Mixed results for China’s pork imports

30-07-2014 | |
Mixed results for China’s pork imports

The picture for China’s pig meat imports for the first half of 2014 sees mixed results as a rise in frozen and processed pigmeat offsetting a decline in purchases of pig offal.

The poultry sector which has been effected severely after a series of food safety scandals impacted on demand, imports in the first six months of the year were considerably lower.

Statistics from Chinese customs suggested that imports of beef totalled 156 421 tonnes, representing an increase of 24% on the corresponding period of 2013. In terms of key trading partners, Australia, Uruguay and New Zealand all supplied more beef, although a drop in Canadian sales saw it lose market share to Argentina. Intelligence suggests that competition is set to heat up over the coming months from the Brazilian market as China is lifting its ban on Brazilian beef.
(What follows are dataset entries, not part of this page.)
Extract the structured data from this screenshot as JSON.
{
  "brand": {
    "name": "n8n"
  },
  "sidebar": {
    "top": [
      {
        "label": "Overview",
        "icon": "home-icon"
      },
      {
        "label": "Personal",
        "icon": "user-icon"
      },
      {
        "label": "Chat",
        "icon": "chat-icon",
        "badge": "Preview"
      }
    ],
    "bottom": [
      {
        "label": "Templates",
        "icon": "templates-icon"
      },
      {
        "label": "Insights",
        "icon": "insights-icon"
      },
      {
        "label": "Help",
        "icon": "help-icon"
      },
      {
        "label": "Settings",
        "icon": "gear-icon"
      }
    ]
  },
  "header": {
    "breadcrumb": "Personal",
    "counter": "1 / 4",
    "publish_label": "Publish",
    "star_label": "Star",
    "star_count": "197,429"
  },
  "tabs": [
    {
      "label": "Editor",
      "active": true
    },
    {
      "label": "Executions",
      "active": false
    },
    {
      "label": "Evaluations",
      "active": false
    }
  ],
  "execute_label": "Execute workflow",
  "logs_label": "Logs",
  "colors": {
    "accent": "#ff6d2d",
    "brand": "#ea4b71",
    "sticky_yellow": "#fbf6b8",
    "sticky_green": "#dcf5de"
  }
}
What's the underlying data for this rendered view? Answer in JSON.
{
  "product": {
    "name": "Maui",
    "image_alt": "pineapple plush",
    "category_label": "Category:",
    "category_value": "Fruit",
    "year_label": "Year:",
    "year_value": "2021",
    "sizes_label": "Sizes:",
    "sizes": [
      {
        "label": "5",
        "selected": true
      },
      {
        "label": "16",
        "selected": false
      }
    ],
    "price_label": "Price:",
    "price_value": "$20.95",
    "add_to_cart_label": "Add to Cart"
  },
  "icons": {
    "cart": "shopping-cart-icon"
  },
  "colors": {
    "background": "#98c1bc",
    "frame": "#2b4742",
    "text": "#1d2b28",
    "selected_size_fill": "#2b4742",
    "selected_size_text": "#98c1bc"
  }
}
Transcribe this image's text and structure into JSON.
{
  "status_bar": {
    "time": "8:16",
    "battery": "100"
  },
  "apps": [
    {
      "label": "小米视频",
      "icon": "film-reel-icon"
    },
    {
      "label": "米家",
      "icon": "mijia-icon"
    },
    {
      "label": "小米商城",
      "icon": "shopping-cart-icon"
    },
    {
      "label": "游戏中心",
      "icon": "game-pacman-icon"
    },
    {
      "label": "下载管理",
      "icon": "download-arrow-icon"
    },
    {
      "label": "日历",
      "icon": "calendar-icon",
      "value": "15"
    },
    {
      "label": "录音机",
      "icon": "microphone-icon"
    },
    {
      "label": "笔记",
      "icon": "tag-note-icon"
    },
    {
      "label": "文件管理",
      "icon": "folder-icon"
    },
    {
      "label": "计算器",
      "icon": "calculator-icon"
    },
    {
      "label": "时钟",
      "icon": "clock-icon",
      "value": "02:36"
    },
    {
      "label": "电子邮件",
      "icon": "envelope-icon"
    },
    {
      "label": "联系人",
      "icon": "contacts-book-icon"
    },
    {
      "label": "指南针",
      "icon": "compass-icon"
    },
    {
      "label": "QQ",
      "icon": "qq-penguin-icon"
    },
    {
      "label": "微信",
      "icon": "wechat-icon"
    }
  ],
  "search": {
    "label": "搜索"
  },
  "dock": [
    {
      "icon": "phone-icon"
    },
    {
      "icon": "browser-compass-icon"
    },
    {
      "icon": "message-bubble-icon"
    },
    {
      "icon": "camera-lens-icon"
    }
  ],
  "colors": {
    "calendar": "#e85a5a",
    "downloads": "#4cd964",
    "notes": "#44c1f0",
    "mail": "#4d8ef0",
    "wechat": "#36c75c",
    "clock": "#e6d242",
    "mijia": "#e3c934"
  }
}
Similarly, import demand from China for sheep meat have also strengthened, gaining almost 30% on year to reach 171 974t in the January-June period. Imports from leading supplier (New Zealand) gained a third to reach 108 876t, while Australia and Uruguay also built on previous advances.

However, despite a growing demand for red meat, China still  remains by far the world’s largest consumer of pigmeat. While the bulk of this is still produced domestically, imports of frozen and processed pigmeat continue to rise, up 9% on year to reach 297 545t in the first half of the year.

The US strengthened its position as the biggest pigmeat supplier to China, increasing shipments by 57% to 78 731t. Spain overtook Germany to become the second largest supplier with shipments of 46 328t up 41% year on year.

In contrast to other pigmeat products, Chinese imports of pig offal continue to stagnate, decreasing by 3% on year to 383 237t. Again the US was the top supplier, while Spain made the biggest gain in market share, largely at the expense of Denmark, Germany and Poland.